I haven't always found it easy to make friends. I used to be really aware of my learning disability and I used to worry about what other people thought of me. I was quiet and not myself. I found it hard to talk about having a learning disability because I didn't want people to think I was stupid.
All people need friends. Just because you have a learning disability it does not make this any different but it can sometimes be harder for people with a learning disability. With all the cuts, more people with a learning disability are stuck at home all day, bored and lonely, without the right support to get out in their community and meet existing friends or make new ones.
International Day of Friendship 2015: 'With good friends, you can't lose.' Source: Mencap
I know I found it hard when I was younger. I tried really hard to make friends but I did not always feel comfortable.
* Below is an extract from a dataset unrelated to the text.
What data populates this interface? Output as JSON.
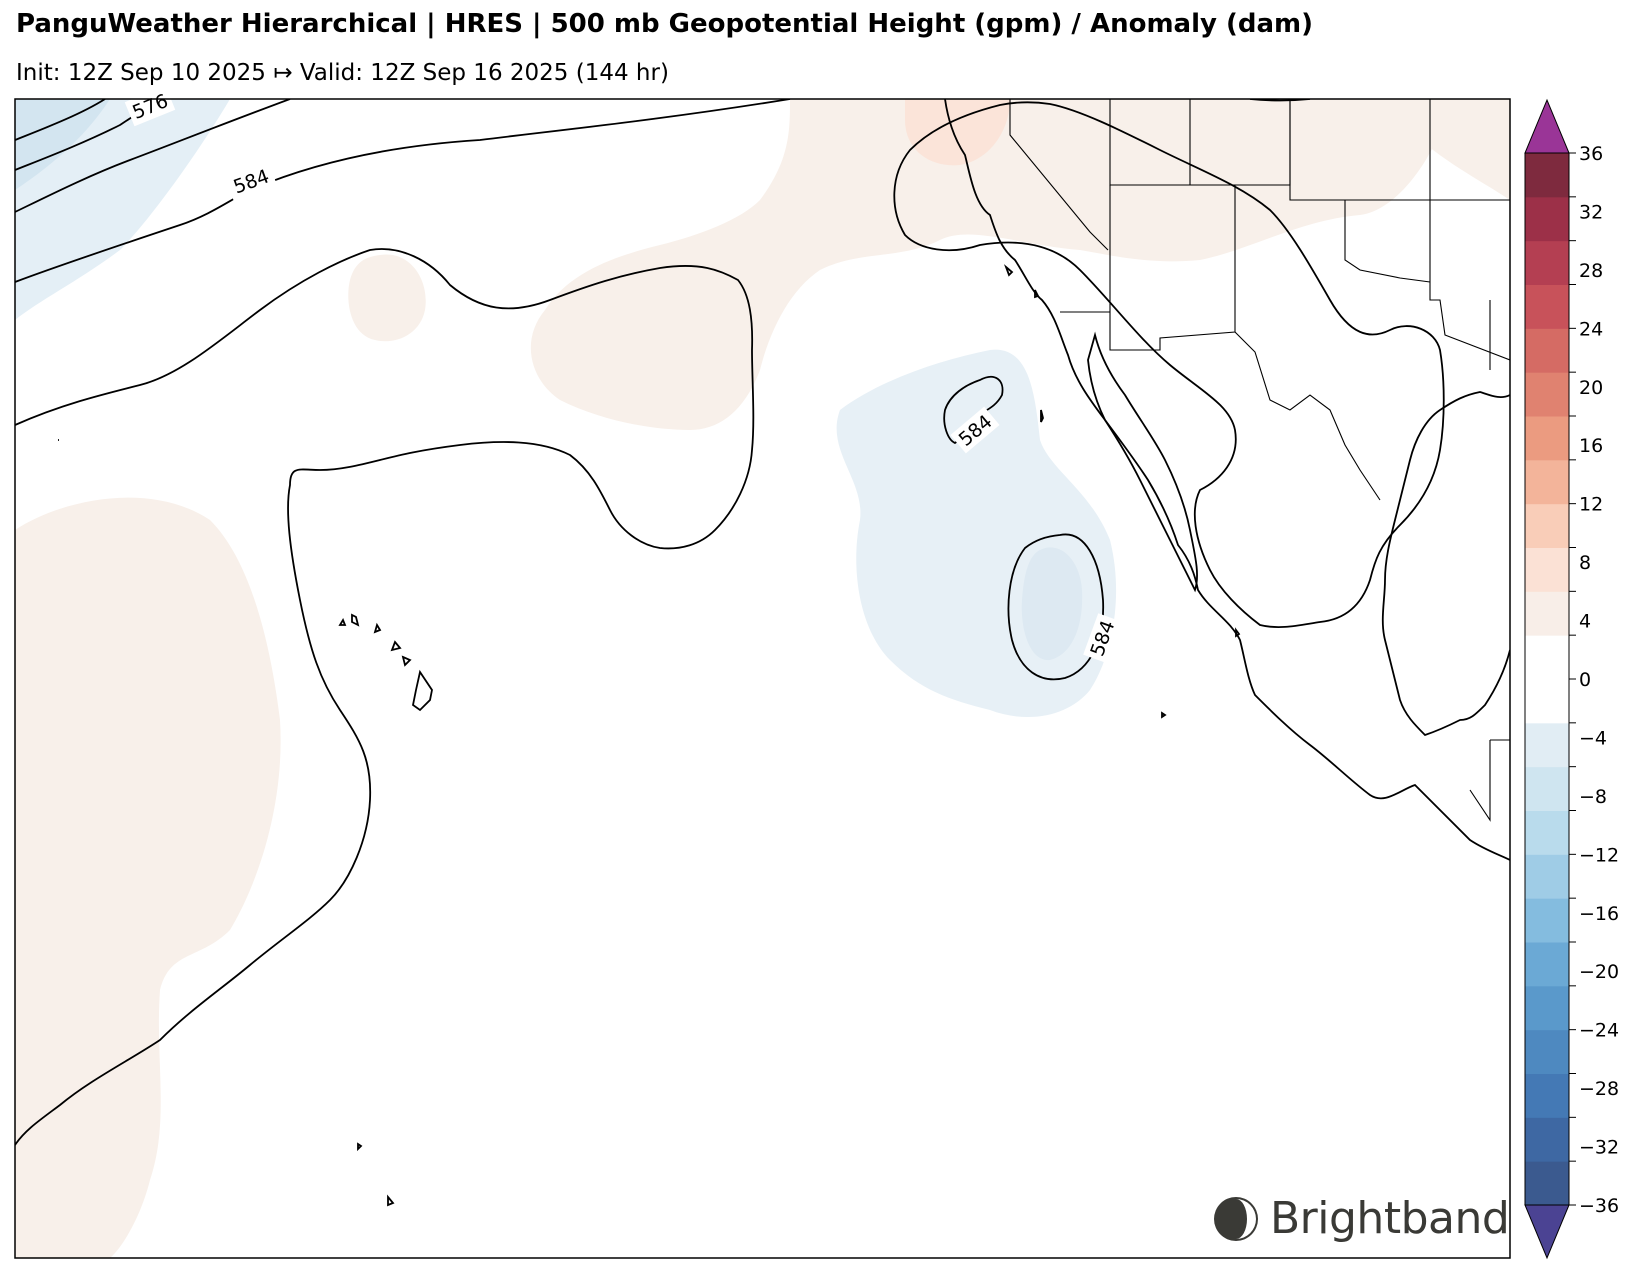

For example, I went to a social group but I felt left out and ended up leaving.
I was lucky that there were certain people around me - a few close friends, my family and my mum especially who helped to build my confidence. They made me realise I do have a voice, they made me see I had something to say and some people would like me for it. It felt like a flashlight coming on.
It is amazing how far I have come from the shy girl who hid away. I now work as a campaigner for the Royal Mencap Society where I regularly stand up and speak in front of hundreds of people and where I am not afraid to walk up to a politician and challenge them. My younger self could never have dreamed of this.
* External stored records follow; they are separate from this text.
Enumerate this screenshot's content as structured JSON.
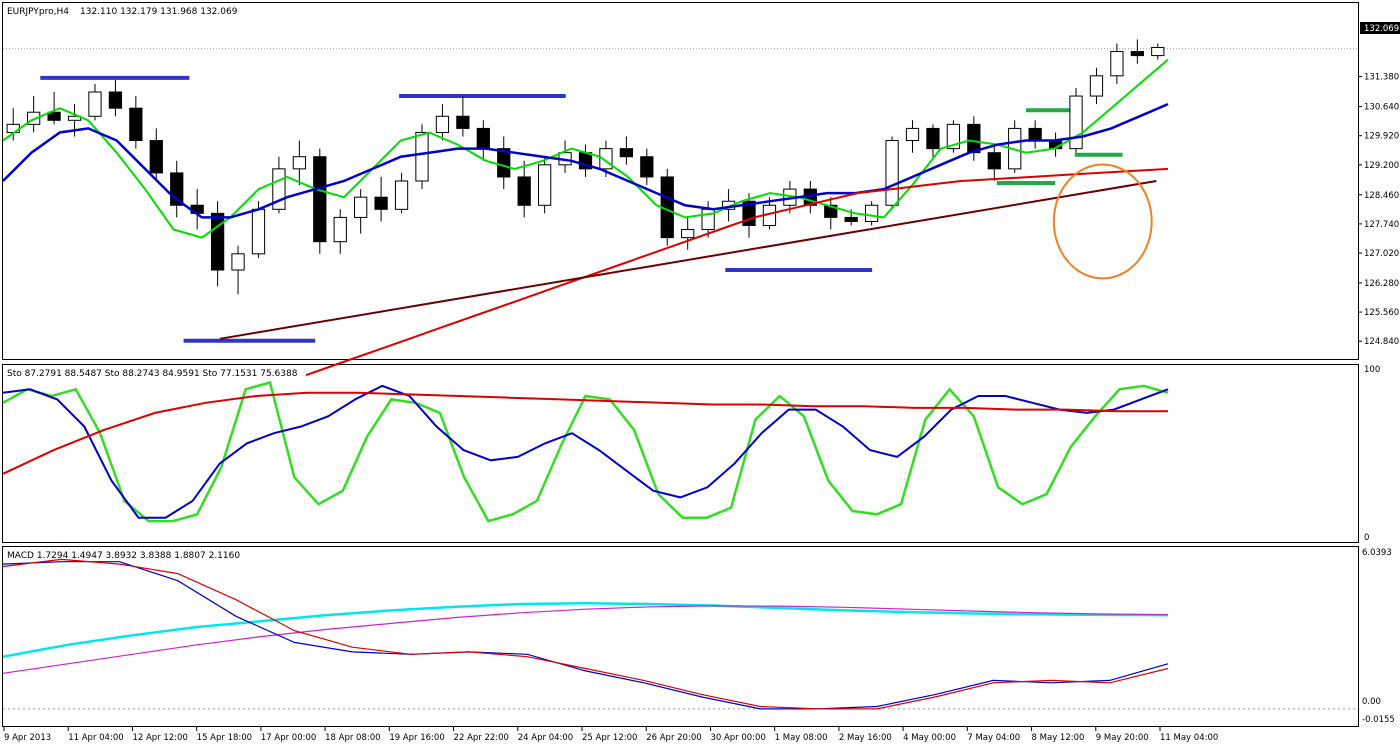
{
  "chart_data": [
    {
      "type": "candlestick",
      "title": "EURJPYpro,H4  132.110 132.179 131.968 132.069",
      "symbol": "EURJPYpro,H4",
      "ohlc_header": "132.110 132.179 131.968 132.069",
      "last_price": "132.069",
      "ylim": [
        124.4,
        133.2
      ],
      "y_ticks": [
        "131.380",
        "130.640",
        "129.920",
        "129.200",
        "128.460",
        "127.740",
        "127.020",
        "126.280",
        "125.560",
        "124.840"
      ],
      "ohlc": [
        [
          130.0,
          130.6,
          129.8,
          130.2
        ],
        [
          130.2,
          130.9,
          130.0,
          130.5
        ],
        [
          130.5,
          131.0,
          130.2,
          130.3
        ],
        [
          130.3,
          130.7,
          129.9,
          130.4
        ],
        [
          130.4,
          131.2,
          130.3,
          131.0
        ],
        [
          131.0,
          131.3,
          130.4,
          130.6
        ],
        [
          130.6,
          130.9,
          129.6,
          129.8
        ],
        [
          129.8,
          130.1,
          128.8,
          129.0
        ],
        [
          129.0,
          129.3,
          127.9,
          128.2
        ],
        [
          128.2,
          128.6,
          127.6,
          128.0
        ],
        [
          128.0,
          128.3,
          126.2,
          126.6
        ],
        [
          126.6,
          127.2,
          126.0,
          127.0
        ],
        [
          127.0,
          128.3,
          126.9,
          128.1
        ],
        [
          128.1,
          129.4,
          128.0,
          129.1
        ],
        [
          129.1,
          129.8,
          128.7,
          129.4
        ],
        [
          129.4,
          129.6,
          127.0,
          127.3
        ],
        [
          127.3,
          128.1,
          127.0,
          127.9
        ],
        [
          127.9,
          128.6,
          127.5,
          128.4
        ],
        [
          128.4,
          128.9,
          127.8,
          128.1
        ],
        [
          128.1,
          129.0,
          128.0,
          128.8
        ],
        [
          128.8,
          130.2,
          128.6,
          130.0
        ],
        [
          130.0,
          130.7,
          129.8,
          130.4
        ],
        [
          130.4,
          130.9,
          129.9,
          130.1
        ],
        [
          130.1,
          130.3,
          129.3,
          129.6
        ],
        [
          129.6,
          129.9,
          128.6,
          128.9
        ],
        [
          128.9,
          129.3,
          127.9,
          128.2
        ],
        [
          128.2,
          129.4,
          128.0,
          129.2
        ],
        [
          129.2,
          129.8,
          129.0,
          129.5
        ],
        [
          129.5,
          129.7,
          128.9,
          129.1
        ],
        [
          129.1,
          129.8,
          128.9,
          129.6
        ],
        [
          129.6,
          129.9,
          129.2,
          129.4
        ],
        [
          129.4,
          129.6,
          128.7,
          128.9
        ],
        [
          128.9,
          129.1,
          127.2,
          127.4
        ],
        [
          127.4,
          127.9,
          127.1,
          127.6
        ],
        [
          127.6,
          128.3,
          127.4,
          128.1
        ],
        [
          128.1,
          128.6,
          127.8,
          128.3
        ],
        [
          128.3,
          128.5,
          127.4,
          127.7
        ],
        [
          127.7,
          128.4,
          127.6,
          128.2
        ],
        [
          128.2,
          128.8,
          128.0,
          128.6
        ],
        [
          128.6,
          128.8,
          128.0,
          128.2
        ],
        [
          128.2,
          128.4,
          127.6,
          127.9
        ],
        [
          127.9,
          128.1,
          127.7,
          127.8
        ],
        [
          127.8,
          128.3,
          127.7,
          128.2
        ],
        [
          128.2,
          129.9,
          128.1,
          129.8
        ],
        [
          129.8,
          130.3,
          129.5,
          130.1
        ],
        [
          130.1,
          130.2,
          129.4,
          129.6
        ],
        [
          129.6,
          130.3,
          129.5,
          130.2
        ],
        [
          130.2,
          130.4,
          129.3,
          129.5
        ],
        [
          129.5,
          129.7,
          128.8,
          129.1
        ],
        [
          129.1,
          130.3,
          129.0,
          130.1
        ],
        [
          130.1,
          130.3,
          129.6,
          129.8
        ],
        [
          129.8,
          130.0,
          129.4,
          129.6
        ],
        [
          129.6,
          131.1,
          129.5,
          130.9
        ],
        [
          130.9,
          131.6,
          130.7,
          131.4
        ],
        [
          131.4,
          132.2,
          131.2,
          132.0
        ],
        [
          132.0,
          132.3,
          131.7,
          131.9
        ],
        [
          131.9,
          132.2,
          131.8,
          132.1
        ]
      ],
      "series": [
        {
          "name": "",
          "color": "#00dd00",
          "values": [
            129.8,
            130.3,
            130.6,
            130.3,
            129.5,
            128.6,
            127.6,
            127.4,
            127.9,
            128.6,
            128.9,
            128.6,
            128.4,
            129.1,
            129.8,
            130.0,
            129.7,
            129.3,
            129.1,
            129.3,
            129.6,
            129.4,
            128.9,
            128.2,
            127.9,
            128.0,
            128.3,
            128.5,
            128.4,
            128.2,
            128.0,
            127.9,
            128.7,
            129.6,
            129.8,
            129.7,
            129.5,
            129.6,
            130.0,
            130.6,
            131.2,
            131.8
          ]
        },
        {
          "name": "",
          "color": "#0000cc",
          "values": [
            128.8,
            129.5,
            130.0,
            130.1,
            129.8,
            129.1,
            128.4,
            127.9,
            127.9,
            128.1,
            128.4,
            128.6,
            128.8,
            129.1,
            129.4,
            129.5,
            129.6,
            129.6,
            129.5,
            129.4,
            129.3,
            129.1,
            128.8,
            128.5,
            128.2,
            128.1,
            128.2,
            128.3,
            128.4,
            128.5,
            128.5,
            128.6,
            128.9,
            129.2,
            129.5,
            129.7,
            129.8,
            129.8,
            129.9,
            130.1,
            130.4,
            130.7
          ]
        },
        {
          "name": "",
          "color": "#dd0000",
          "values": [
            124.0,
            124.3,
            124.6,
            124.9,
            125.2,
            125.5,
            125.8,
            126.1,
            126.4,
            126.7,
            127.0,
            127.3,
            127.6,
            127.9,
            128.1,
            128.3,
            128.5,
            128.6,
            128.7,
            128.8,
            128.85,
            128.9,
            128.95,
            129.0,
            129.05,
            129.1
          ]
        },
        {
          "name": "",
          "color": "#6b0000",
          "values": [
            124.9,
            128.8
          ]
        }
      ],
      "lines": [
        {
          "name": "",
          "color": "#3333cc",
          "values": [
            131.35,
            131.35
          ]
        },
        {
          "name": "",
          "color": "#3333cc",
          "values": [
            130.9,
            130.9
          ]
        },
        {
          "name": "",
          "color": "#3333cc",
          "values": [
            124.85,
            124.85
          ]
        },
        {
          "name": "",
          "color": "#3333cc",
          "values": [
            126.6,
            126.6
          ]
        },
        {
          "name": "",
          "color": "#22aa44",
          "values": [
            130.55,
            130.55
          ]
        },
        {
          "name": "",
          "color": "#22aa44",
          "values": [
            129.45,
            129.45
          ]
        },
        {
          "name": "",
          "color": "#22aa44",
          "values": [
            128.75,
            128.75
          ]
        }
      ],
      "annotations": [
        {
          "shape": "ellipse",
          "color": "#f08020"
        }
      ]
    },
    {
      "type": "line",
      "title": "Sto 87.2791 88.5487  Sto 88.2743 84.9591  Sto 77.1531 75.6388",
      "ylim": [
        0,
        100
      ],
      "y_ticks": [
        "100",
        "0"
      ],
      "series": [
        {
          "name": "",
          "color": "#33dd22",
          "values": [
            80,
            88,
            84,
            88,
            62,
            22,
            10,
            10,
            14,
            42,
            88,
            92,
            36,
            20,
            28,
            60,
            82,
            80,
            74,
            36,
            10,
            14,
            22,
            55,
            84,
            82,
            64,
            26,
            12,
            12,
            18,
            70,
            84,
            72,
            34,
            16,
            14,
            20,
            70,
            88,
            72,
            30,
            20,
            26,
            54,
            72,
            88,
            90,
            86
          ]
        },
        {
          "name": "",
          "color": "#0000cc",
          "values": [
            86,
            88,
            82,
            66,
            34,
            12,
            12,
            22,
            44,
            56,
            62,
            66,
            72,
            82,
            90,
            84,
            66,
            52,
            46,
            48,
            56,
            62,
            52,
            40,
            28,
            24,
            30,
            44,
            62,
            76,
            76,
            66,
            52,
            48,
            60,
            76,
            84,
            84,
            80,
            76,
            74,
            76,
            82,
            88
          ]
        },
        {
          "name": "",
          "color": "#dd0000",
          "values": [
            38,
            52,
            64,
            74,
            80,
            84,
            86,
            86,
            85,
            84,
            83,
            82,
            81,
            80,
            79,
            79,
            78,
            78,
            77,
            77,
            76,
            76,
            75,
            75
          ]
        }
      ]
    },
    {
      "type": "line",
      "title": "MACD 1.7294 1.4947 3.8932 3.8388 1.8807 2.1160",
      "ylim": [
        -0.0155,
        6.0393
      ],
      "y_ticks": [
        "6.0393",
        "0.00",
        "-0.0155"
      ],
      "series": [
        {
          "name": "",
          "color": "#00e5ee",
          "values": [
            2.2,
            2.7,
            3.1,
            3.45,
            3.7,
            3.95,
            4.15,
            4.3,
            4.42,
            4.45,
            4.42,
            4.35,
            4.25,
            4.15,
            4.08,
            4.02,
            3.98,
            3.96,
            3.95
          ]
        },
        {
          "name": "",
          "color": "#cc22cc",
          "values": [
            1.5,
            1.9,
            2.3,
            2.7,
            3.05,
            3.35,
            3.6,
            3.85,
            4.05,
            4.2,
            4.3,
            4.34,
            4.33,
            4.28,
            4.2,
            4.12,
            4.05,
            4.0,
            3.97
          ]
        },
        {
          "name": "",
          "color": "#0000cc",
          "values": [
            6.1,
            6.2,
            6.2,
            5.4,
            3.9,
            2.8,
            2.4,
            2.3,
            2.4,
            2.3,
            1.6,
            1.1,
            0.5,
            0.0,
            0.0,
            0.1,
            0.6,
            1.2,
            1.1,
            1.2,
            1.9
          ]
        },
        {
          "name": "",
          "color": "#dd0000",
          "values": [
            6.0,
            6.3,
            6.1,
            5.7,
            4.6,
            3.3,
            2.6,
            2.3,
            2.4,
            2.2,
            1.7,
            1.2,
            0.6,
            0.1,
            0.0,
            0.0,
            0.5,
            1.1,
            1.2,
            1.1,
            1.7
          ]
        }
      ]
    }
  ],
  "x_ticks": [
    "9 Apr 2013",
    "11 Apr 04:00",
    "12 Apr 12:00",
    "15 Apr 18:00",
    "17 Apr 00:00",
    "18 Apr 08:00",
    "19 Apr 16:00",
    "22 Apr 22:00",
    "24 Apr 04:00",
    "25 Apr 12:00",
    "26 Apr 20:00",
    "30 Apr 00:00",
    "1 May 08:00",
    "2 May 16:00",
    "4 May 00:00",
    "7 May 04:00",
    "8 May 12:00",
    "9 May 20:00",
    "11 May 04:00"
  ]
}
Something that has been really important to me is the great friends I have around me. I've made some great friends at work, especially other colleagues with a learning disability like Dean who makes me laugh every day, Gina, who is always there for me and Lorainne who looked after me when I started the job - she's like my work sister. There are other people who don't have a learning disability, like my very good friend Lisa, who I have lots in common with. We are both Surrey girls and both like looking glam. Most importantly, though, we've been there for each other when things have got tough and I know I can really trust her.
Ciara (left) and Gina. Source: Mencap
So what makes a good friend? For me, it relies on three things: Trust, humour and loyalty. But trust is the most important thing for me. I still take longer to trust people because of what happened when I was younger, and I do tend to feel safer with other people who have a learning disability. Like a lot of people I also feel nervous meeting new groups of people because I'm nervous of being judged.
My husband, Mark, is my best friend. He doesn't have a learning disability. We met at college and I fancied him straight away. We've been married for just over two years but together for ten years. As well as being husband and wife, we are the best of friends. We make each other laugh all the time, even when I'm nagging him in the kitchen when he's trying to cook. I think we've learnt a lot from each other. He's taught me about respecting people. He helps me to think about things. I think I've taught Mark to stand up for himself more. He doesn't take as much rubbish from people as he used to - me included!
People with a learning disability have the same right to friendships and relationships as anyone else. To be healthy and happy you need good friendships. I certainly wouldn't be where I am today without my friends.